ただ、この手のロッドは単純な新旧よりも、「丁寧に使われていたかどうか」が重要です。使用感があっても、船に持ち込まれてきちんと手入れされていた個体は十分選択肢になります。逆に見た目がきれいでも、負荷のかかる使い方をされていた可能性はゼロではありません。
中古で狙う場合は、相場だけで飛びつくより、写真と説明文をじっくり見て、できれば販売店のチェック基準が明確なものを選びたいです。エクスプロージョン 704SSは“分かって探している人が買うロッド”なので、状態が良い個体は値段が多少高めでも動きやすい傾向があります。
エクスプロージョン 704SSが向いている人、向いていない人
このロッドが向いているのは、外房の乗合船に通うことが多く、胴の間でのキャスト機会を現実的に考えている人です。限られた立ち位置でもしっかり投げたい、アンダーハンド寄りのキャストで精度を出したい、長時間投げても疲れを抑えたい。こうした優先順位の人には、エクスプロージョン 704SSの魅力がかなり伝わりやすいはずです。
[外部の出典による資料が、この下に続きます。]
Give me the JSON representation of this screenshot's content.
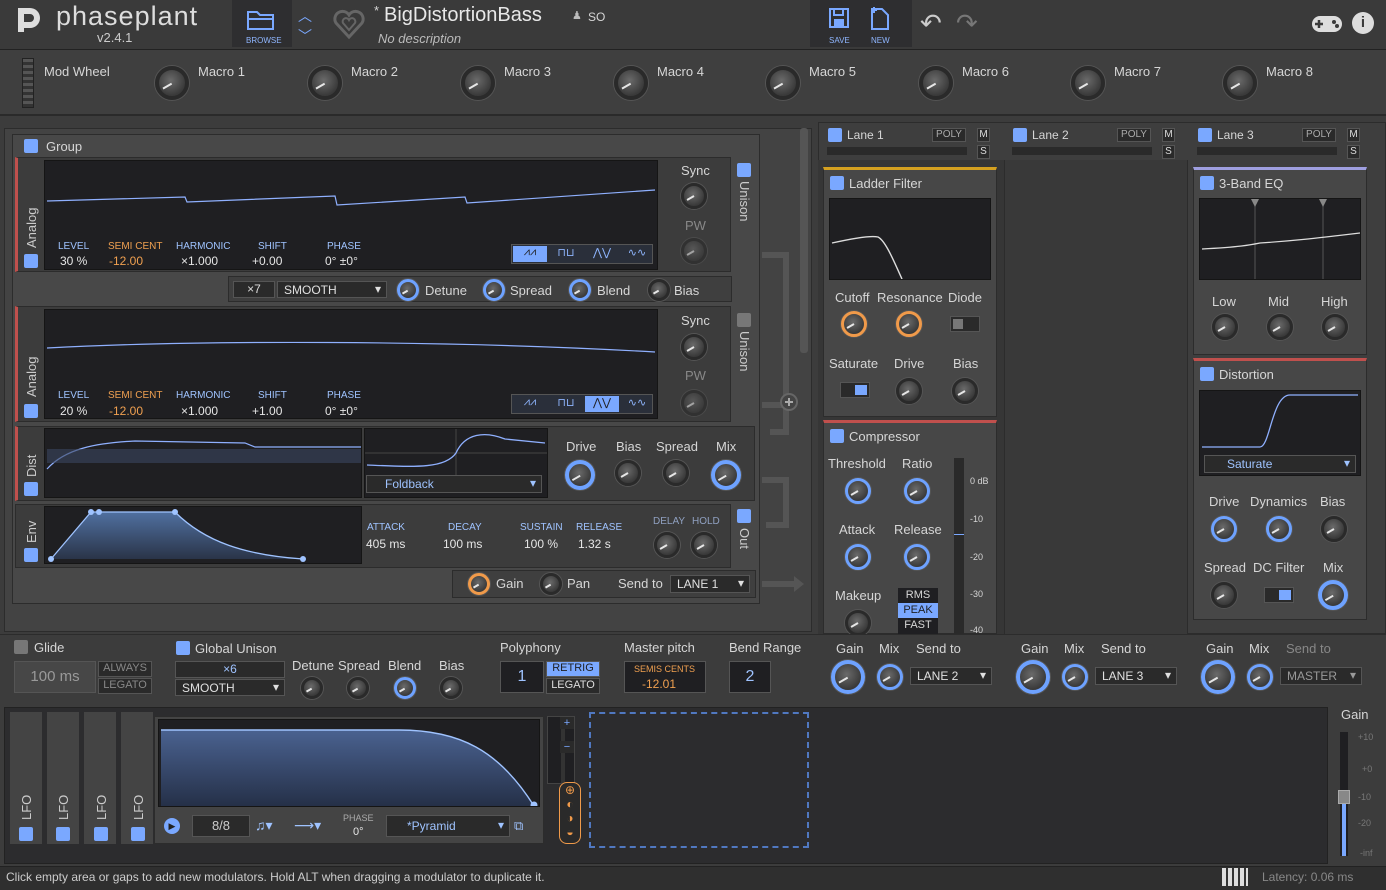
{
  "header": {
    "logo": "phaseplant",
    "version": "v2.4.1",
    "browse": "BROWSE",
    "preset_modified": "*",
    "preset": "BigDistortionBass",
    "author": "SO",
    "description": "No description",
    "save": "SAVE",
    "new": "NEW"
  },
  "macros": {
    "mod_wheel": "Mod Wheel",
    "items": [
      "Macro 1",
      "Macro 2",
      "Macro 3",
      "Macro 4",
      "Macro 5",
      "Macro 6",
      "Macro 7",
      "Macro 8"
    ]
  },
  "group": {
    "title": "Group"
  },
  "gen1": {
    "side": "Analog",
    "level_l": "LEVEL",
    "level": "30 %",
    "semi_l": "SEMI CENT",
    "semi": "-12.00",
    "harm_l": "HARMONIC",
    "harm": "×1.000",
    "shift_l": "SHIFT",
    "shift": "+0.00",
    "phase_l": "PHASE",
    "phase": "0° ±0°",
    "sync": "Sync",
    "pw": "PW",
    "unison": "Unison"
  },
  "unison_row": {
    "count": "×7",
    "mode": "SMOOTH",
    "detune": "Detune",
    "spread": "Spread",
    "blend": "Blend",
    "bias": "Bias"
  },
  "gen2": {
    "side": "Analog",
    "level_l": "LEVEL",
    "level": "20 %",
    "semi_l": "SEMI CENT",
    "semi": "-12.00",
    "harm_l": "HARMONIC",
    "harm": "×1.000",
    "shift_l": "SHIFT",
    "shift": "+1.00",
    "phase_l": "PHASE",
    "phase": "0° ±0°",
    "sync": "Sync",
    "pw": "PW",
    "unison": "Unison"
  },
  "dist": {
    "side": "Dist",
    "mode": "Foldback",
    "drive": "Drive",
    "bias": "Bias",
    "spread": "Spread",
    "mix": "Mix"
  },
  "env": {
    "side": "Env",
    "attack_l": "ATTACK",
    "attack": "405 ms",
    "decay_l": "DECAY",
    "decay": "100 ms",
    "sustain_l": "SUSTAIN",
    "sustain": "100 %",
    "release_l": "RELEASE",
    "release": "1.32 s",
    "delay": "DELAY",
    "hold": "HOLD",
    "out": "Out"
  },
  "out_row": {
    "gain": "Gain",
    "pan": "Pan",
    "send_to": "Send to",
    "lane": "LANE 1"
  },
  "lanes": [
    {
      "name": "Lane 1",
      "poly": "POLY",
      "m": "M",
      "s": "S"
    },
    {
      "name": "Lane 2",
      "poly": "POLY",
      "m": "M",
      "s": "S"
    },
    {
      "name": "Lane 3",
      "poly": "POLY",
      "m": "M",
      "s": "S"
    }
  ],
  "ladder": {
    "title": "Ladder Filter",
    "cutoff": "Cutoff",
    "resonance": "Resonance",
    "diode": "Diode",
    "saturate": "Saturate",
    "drive": "Drive",
    "bias": "Bias"
  },
  "comp": {
    "title": "Compressor",
    "threshold": "Threshold",
    "ratio": "Ratio",
    "attack": "Attack",
    "release": "Release",
    "makeup": "Makeup",
    "rms": "RMS",
    "peak": "PEAK",
    "fast": "FAST",
    "db": [
      "0 dB",
      "-10",
      "-20",
      "-30",
      "-40"
    ]
  },
  "eq": {
    "title": "3-Band EQ",
    "low": "Low",
    "mid": "Mid",
    "high": "High"
  },
  "distfx": {
    "title": "Distortion",
    "mode": "Saturate",
    "drive": "Drive",
    "dynamics": "Dynamics",
    "bias": "Bias",
    "spread": "Spread",
    "dc": "DC Filter",
    "mix": "Mix"
  },
  "lane_out": [
    {
      "gain": "Gain",
      "mix": "Mix",
      "send": "Send to",
      "dest": "LANE 2"
    },
    {
      "gain": "Gain",
      "mix": "Mix",
      "send": "Send to",
      "dest": "LANE 3"
    },
    {
      "gain": "Gain",
      "mix": "Mix",
      "send": "Send to",
      "dest": "MASTER"
    }
  ],
  "global": {
    "glide": "Glide",
    "glide_val": "100 ms",
    "always": "ALWAYS",
    "legato": "LEGATO",
    "gu": "Global Unison",
    "gu_count": "×6",
    "gu_mode": "SMOOTH",
    "detune": "Detune",
    "spread": "Spread",
    "blend": "Blend",
    "bias": "Bias",
    "poly": "Polyphony",
    "poly_val": "1",
    "retrig": "RETRIG",
    "poly_legato": "LEGATO",
    "mp": "Master pitch",
    "mp_l": "SEMIS CENTS",
    "mp_val": "-12.01",
    "bend": "Bend Range",
    "bend_val": "2"
  },
  "lfo": {
    "tabs": [
      "LFO",
      "LFO",
      "LFO",
      "LFO"
    ],
    "rate": "8/8",
    "phase_l": "PHASE",
    "phase": "0°",
    "shape": "*Pyramid"
  },
  "master": {
    "gain": "Gain",
    "ticks": [
      "+10",
      "+0",
      "-10",
      "-20",
      "-inf"
    ]
  },
  "status": {
    "hint": "Click empty area or gaps to add new modulators. Hold ALT when dragging a modulator to duplicate it.",
    "latency": "Latency: 0.06 ms"
  }
}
逆に、常に遠投を最優先したい人、ミヨシ中心で釣りを組み立てる人、長めのロッドのしなりを活かして投げたい人には、別の選択肢のほうがしっくり来る可能性があります。ロッドは良し悪しではなく、現場との相性で評価が大きく変わります。エクスプロージョン 704SSは、その意味で非常に個性が明確な一本です。
外房ヒラマサの世界では、汎用性の高さよりも“条件がハマったときの強さ”が重視されることがあります。このロッドはまさにそうした存在で、万人向けではないからこそ、刺さる人には深く刺さる。使う場面が見えている人ほど、その価値を実感しやすいロッドだといえるでしょう。